The simulator has given us so many important learnings to successfully operate an insurance company. The first, and possibly most important, is the appreciation for the art of underwriting, and its value in starting an insurance company.
Premiums are the lifeblood of an insurer, and so without this, success is impossible. Our role in the simulator was therefore trying to emulate the premium retention and overall underwriting success. The investment side is an ancillary factor; useful in magnifying good underwriting performance or reducing an underwriting loss in a given year.
Alongside this learning, we acquired a holistic understanding of all the technical terms in a balance sheet, income statement and even performance ratios. Performance ratios are rather like checking the pulse in different areas (e.g. capital, investment, underwriting, profitability) which we used to guide and tweak our decision making.

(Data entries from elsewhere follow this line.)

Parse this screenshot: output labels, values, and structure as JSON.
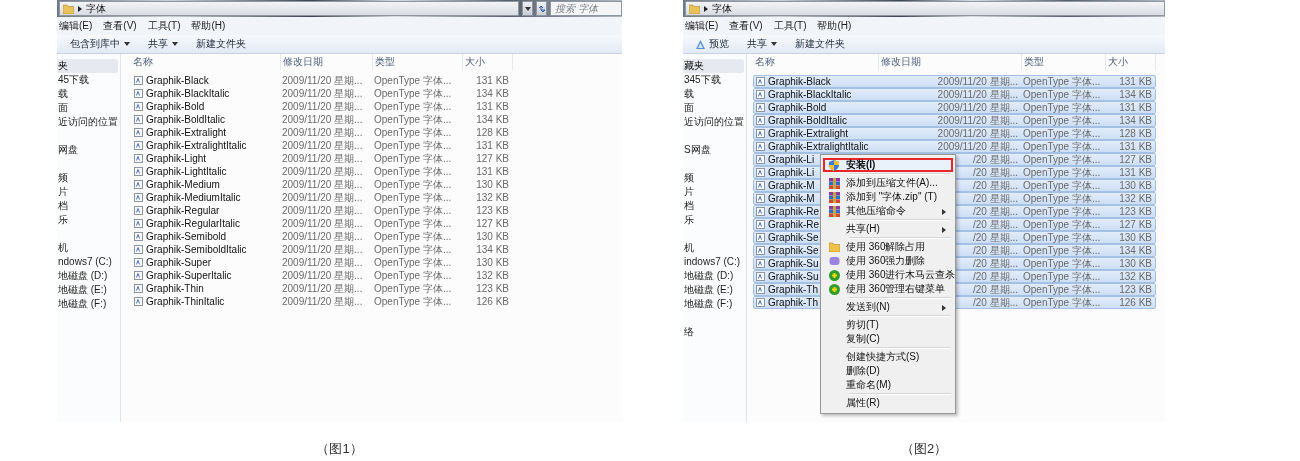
{
  "panels": [
    {
      "address": {
        "path": "字体",
        "search_placeholder": "搜索 字体"
      },
      "menu": [
        "编辑(E)",
        "查看(V)",
        "工具(T)",
        "帮助(H)"
      ],
      "toolbar": [
        {
          "kind": "plain",
          "label": "包含到库中",
          "dropdown": true
        },
        {
          "kind": "plain",
          "label": "共享",
          "dropdown": true
        },
        {
          "kind": "plain",
          "label": "新建文件夹",
          "dropdown": false
        }
      ],
      "sidebar": [
        {
          "items": [
            {
              "label": "夹",
              "selected": true
            },
            {
              "label": "45下载",
              "selected": false
            },
            {
              "label": "载",
              "selected": false
            },
            {
              "label": "面",
              "selected": false
            },
            {
              "label": "近访问的位置",
              "selected": false
            }
          ]
        },
        {
          "items": [
            {
              "label": "网盘",
              "selected": false
            }
          ]
        },
        {
          "items": [
            {
              "label": "频",
              "selected": false
            },
            {
              "label": "片",
              "selected": false
            },
            {
              "label": "档",
              "selected": false
            },
            {
              "label": "乐",
              "selected": false
            }
          ]
        },
        {
          "items": [
            {
              "label": "机",
              "selected": false
            },
            {
              "label": "ndows7 (C:)",
              "selected": false
            },
            {
              "label": "地磁盘 (D:)",
              "selected": false
            },
            {
              "label": "地磁盘 (E:)",
              "selected": false
            },
            {
              "label": "地磁盘 (F:)",
              "selected": false
            }
          ]
        }
      ],
      "columns": [
        "名称",
        "修改日期",
        "类型",
        "大小"
      ],
      "files": [
        {
          "name": "Graphik-Black",
          "date": "2009/11/20 星期...",
          "type": "OpenType 字体...",
          "size": "131 KB",
          "selected": false
        },
        {
          "name": "Graphik-BlackItalic",
          "date": "2009/11/20 星期...",
          "type": "OpenType 字体...",
          "size": "134 KB",
          "selected": false
        },
        {
          "name": "Graphik-Bold",
          "date": "2009/11/20 星期...",
          "type": "OpenType 字体...",
          "size": "131 KB",
          "selected": false
        },
        {
          "name": "Graphik-BoldItalic",
          "date": "2009/11/20 星期...",
          "type": "OpenType 字体...",
          "size": "134 KB",
          "selected": false
        },
        {
          "name": "Graphik-Extralight",
          "date": "2009/11/20 星期...",
          "type": "OpenType 字体...",
          "size": "128 KB",
          "selected": false
        },
        {
          "name": "Graphik-ExtralightItalic",
          "date": "2009/11/20 星期...",
          "type": "OpenType 字体...",
          "size": "131 KB",
          "selected": false
        },
        {
          "name": "Graphik-Light",
          "date": "2009/11/20 星期...",
          "type": "OpenType 字体...",
          "size": "127 KB",
          "selected": false
        },
        {
          "name": "Graphik-LightItalic",
          "date": "2009/11/20 星期...",
          "type": "OpenType 字体...",
          "size": "131 KB",
          "selected": false
        },
        {
          "name": "Graphik-Medium",
          "date": "2009/11/20 星期...",
          "type": "OpenType 字体...",
          "size": "130 KB",
          "selected": false
        },
        {
          "name": "Graphik-MediumItalic",
          "date": "2009/11/20 星期...",
          "type": "OpenType 字体...",
          "size": "132 KB",
          "selected": false
        },
        {
          "name": "Graphik-Regular",
          "date": "2009/11/20 星期...",
          "type": "OpenType 字体...",
          "size": "123 KB",
          "selected": false
        },
        {
          "name": "Graphik-RegularItalic",
          "date": "2009/11/20 星期...",
          "type": "OpenType 字体...",
          "size": "127 KB",
          "selected": false
        },
        {
          "name": "Graphik-Semibold",
          "date": "2009/11/20 星期...",
          "type": "OpenType 字体...",
          "size": "130 KB",
          "selected": false
        },
        {
          "name": "Graphik-SemiboldItalic",
          "date": "2009/11/20 星期...",
          "type": "OpenType 字体...",
          "size": "134 KB",
          "selected": false
        },
        {
          "name": "Graphik-Super",
          "date": "2009/11/20 星期...",
          "type": "OpenType 字体...",
          "size": "130 KB",
          "selected": false
        },
        {
          "name": "Graphik-SuperItalic",
          "date": "2009/11/20 星期...",
          "type": "OpenType 字体...",
          "size": "132 KB",
          "selected": false
        },
        {
          "name": "Graphik-Thin",
          "date": "2009/11/20 星期...",
          "type": "OpenType 字体...",
          "size": "123 KB",
          "selected": false
        },
        {
          "name": "Graphik-ThinItalic",
          "date": "2009/11/20 星期...",
          "type": "OpenType 字体...",
          "size": "126 KB",
          "selected": false
        }
      ],
      "caption": "（图1）"
    },
    {
      "address": {
        "path": "字体"
      },
      "menu": [
        "编辑(E)",
        "查看(V)",
        "工具(T)",
        "帮助(H)"
      ],
      "toolbar": [
        {
          "kind": "preview",
          "label": "预览",
          "dropdown": false
        },
        {
          "kind": "plain",
          "label": "共享",
          "dropdown": true
        },
        {
          "kind": "plain",
          "label": "新建文件夹",
          "dropdown": false
        }
      ],
      "sidebar": [
        {
          "items": [
            {
              "label": "藏夹",
              "selected": true
            },
            {
              "label": "345下载",
              "selected": false
            },
            {
              "label": "载",
              "selected": false
            },
            {
              "label": "面",
              "selected": false
            },
            {
              "label": "近访问的位置",
              "selected": false
            }
          ]
        },
        {
          "items": [
            {
              "label": "S网盘",
              "selected": false
            }
          ]
        },
        {
          "items": [
            {
              "label": "频",
              "selected": false
            },
            {
              "label": "片",
              "selected": false
            },
            {
              "label": "档",
              "selected": false
            },
            {
              "label": "乐",
              "selected": false
            }
          ]
        },
        {
          "items": [
            {
              "label": "机",
              "selected": false
            },
            {
              "label": "indows7 (C:)",
              "selected": false
            },
            {
              "label": "地磁盘 (D:)",
              "selected": false
            },
            {
              "label": "地磁盘 (E:)",
              "selected": false
            },
            {
              "label": "地磁盘 (F:)",
              "selected": false
            }
          ]
        },
        {
          "items": [
            {
              "label": "络",
              "selected": false
            }
          ]
        }
      ],
      "columns": [
        "名称",
        "修改日期",
        "类型",
        "大小"
      ],
      "files": [
        {
          "name": "Graphik-Black",
          "date": "2009/11/20 星期...",
          "type": "OpenType 字体...",
          "size": "131 KB",
          "selected": true
        },
        {
          "name": "Graphik-BlackItalic",
          "date": "2009/11/20 星期...",
          "type": "OpenType 字体...",
          "size": "134 KB",
          "selected": true
        },
        {
          "name": "Graphik-Bold",
          "date": "2009/11/20 星期...",
          "type": "OpenType 字体...",
          "size": "131 KB",
          "selected": true
        },
        {
          "name": "Graphik-BoldItalic",
          "date": "2009/11/20 星期...",
          "type": "OpenType 字体...",
          "size": "134 KB",
          "selected": true
        },
        {
          "name": "Graphik-Extralight",
          "date": "2009/11/20 星期...",
          "type": "OpenType 字体...",
          "size": "128 KB",
          "selected": true
        },
        {
          "name": "Graphik-ExtralightItalic",
          "date": "2009/11/20 星期...",
          "type": "OpenType 字体...",
          "size": "131 KB",
          "selected": true
        },
        {
          "name": "Graphik-Li",
          "date": "/20 星期...",
          "type": "OpenType 字体...",
          "size": "127 KB",
          "selected": true
        },
        {
          "name": "Graphik-Li",
          "date": "/20 星期...",
          "type": "OpenType 字体...",
          "size": "131 KB",
          "selected": true
        },
        {
          "name": "Graphik-M",
          "date": "/20 星期...",
          "type": "OpenType 字体...",
          "size": "130 KB",
          "selected": true
        },
        {
          "name": "Graphik-M",
          "date": "/20 星期...",
          "type": "OpenType 字体...",
          "size": "132 KB",
          "selected": true
        },
        {
          "name": "Graphik-Re",
          "date": "/20 星期...",
          "type": "OpenType 字体...",
          "size": "123 KB",
          "selected": true
        },
        {
          "name": "Graphik-Re",
          "date": "/20 星期...",
          "type": "OpenType 字体...",
          "size": "127 KB",
          "selected": true
        },
        {
          "name": "Graphik-Se",
          "date": "/20 星期...",
          "type": "OpenType 字体...",
          "size": "130 KB",
          "selected": true
        },
        {
          "name": "Graphik-Se",
          "date": "/20 星期...",
          "type": "OpenType 字体...",
          "size": "134 KB",
          "selected": true
        },
        {
          "name": "Graphik-Su",
          "date": "/20 星期...",
          "type": "OpenType 字体...",
          "size": "130 KB",
          "selected": true
        },
        {
          "name": "Graphik-Su",
          "date": "/20 星期...",
          "type": "OpenType 字体...",
          "size": "132 KB",
          "selected": true
        },
        {
          "name": "Graphik-Th",
          "date": "/20 星期...",
          "type": "OpenType 字体...",
          "size": "123 KB",
          "selected": true
        },
        {
          "name": "Graphik-Th",
          "date": "/20 星期...",
          "type": "OpenType 字体...",
          "size": "126 KB",
          "selected": true
        }
      ],
      "context_menu": {
        "items": [
          {
            "kind": "shield",
            "label": "安装(I)",
            "highlighted": true,
            "submenu": false
          },
          {
            "kind": "separator"
          },
          {
            "kind": "archive",
            "label": "添加到压缩文件(A)...",
            "highlighted": false,
            "submenu": false
          },
          {
            "kind": "archive",
            "label": "添加到 \"字体.zip\" (T)",
            "highlighted": false,
            "submenu": false
          },
          {
            "kind": "archive",
            "label": "其他压缩命令",
            "highlighted": false,
            "submenu": true
          },
          {
            "kind": "separator"
          },
          {
            "kind": "text",
            "label": "共享(H)",
            "highlighted": false,
            "submenu": true
          },
          {
            "kind": "separator"
          },
          {
            "kind": "folder360",
            "label": "使用 360解除占用",
            "highlighted": false,
            "submenu": false
          },
          {
            "kind": "purge360",
            "label": "使用 360强力删除",
            "highlighted": false,
            "submenu": false
          },
          {
            "kind": "guard360",
            "label": "使用 360进行木马云查杀",
            "highlighted": false,
            "submenu": false
          },
          {
            "kind": "guard360",
            "label": "使用 360管理右键菜单",
            "highlighted": false,
            "submenu": false
          },
          {
            "kind": "separator"
          },
          {
            "kind": "text",
            "label": "发送到(N)",
            "highlighted": false,
            "submenu": true
          },
          {
            "kind": "separator"
          },
          {
            "kind": "text",
            "label": "剪切(T)",
            "highlighted": false,
            "submenu": false
          },
          {
            "kind": "text",
            "label": "复制(C)",
            "highlighted": false,
            "submenu": false
          },
          {
            "kind": "separator"
          },
          {
            "kind": "text",
            "label": "创建快捷方式(S)",
            "highlighted": false,
            "submenu": false
          },
          {
            "kind": "text",
            "label": "删除(D)",
            "highlighted": false,
            "submenu": false
          },
          {
            "kind": "text",
            "label": "重命名(M)",
            "highlighted": false,
            "submenu": false
          },
          {
            "kind": "separator"
          },
          {
            "kind": "text",
            "label": "属性(R)",
            "highlighted": false,
            "submenu": false
          }
        ]
      },
      "caption": "（图2）"
    }
  ]
}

Reflecting on our experience
On reflection, we found our approach was rather aggressive, indicating we were being too bullish with our underwriting, using limited reinsurance, causing strong results in good times, but adverse results in bad times. This is an important learning that simply cannot be read in a textbook!
Our combined ratio told exactly this story, with our ratio exceeding 100% when floods caused our losses to spike. The combined ratio is the fundamental measure of underwriting performance, and should not exceed 100%. For example at 100%, for every £1 of premiums received, the insurer pays out £1 in claims and expenses.
We found that as prepared as you are for your strategy and financial management, you must adapt to changing market conditions. Having a rigid approach will fail to capitalise on opportunities, or fall victim to threats, and so it is paramount to be flexible. As our highlights below show, we sometimes made an underwriting profit (claims and expenses were lower than premiums received), as well as an investment profit, dictating our overall profitability (ROE).
Going forward, this holistic and thorough understanding acquired will be integral for my career going forward. As someone who aspires to be an Underwriter, the lessons learned are invaluable and are my first taste at the challenges and requirements of successfully operating an insurance company.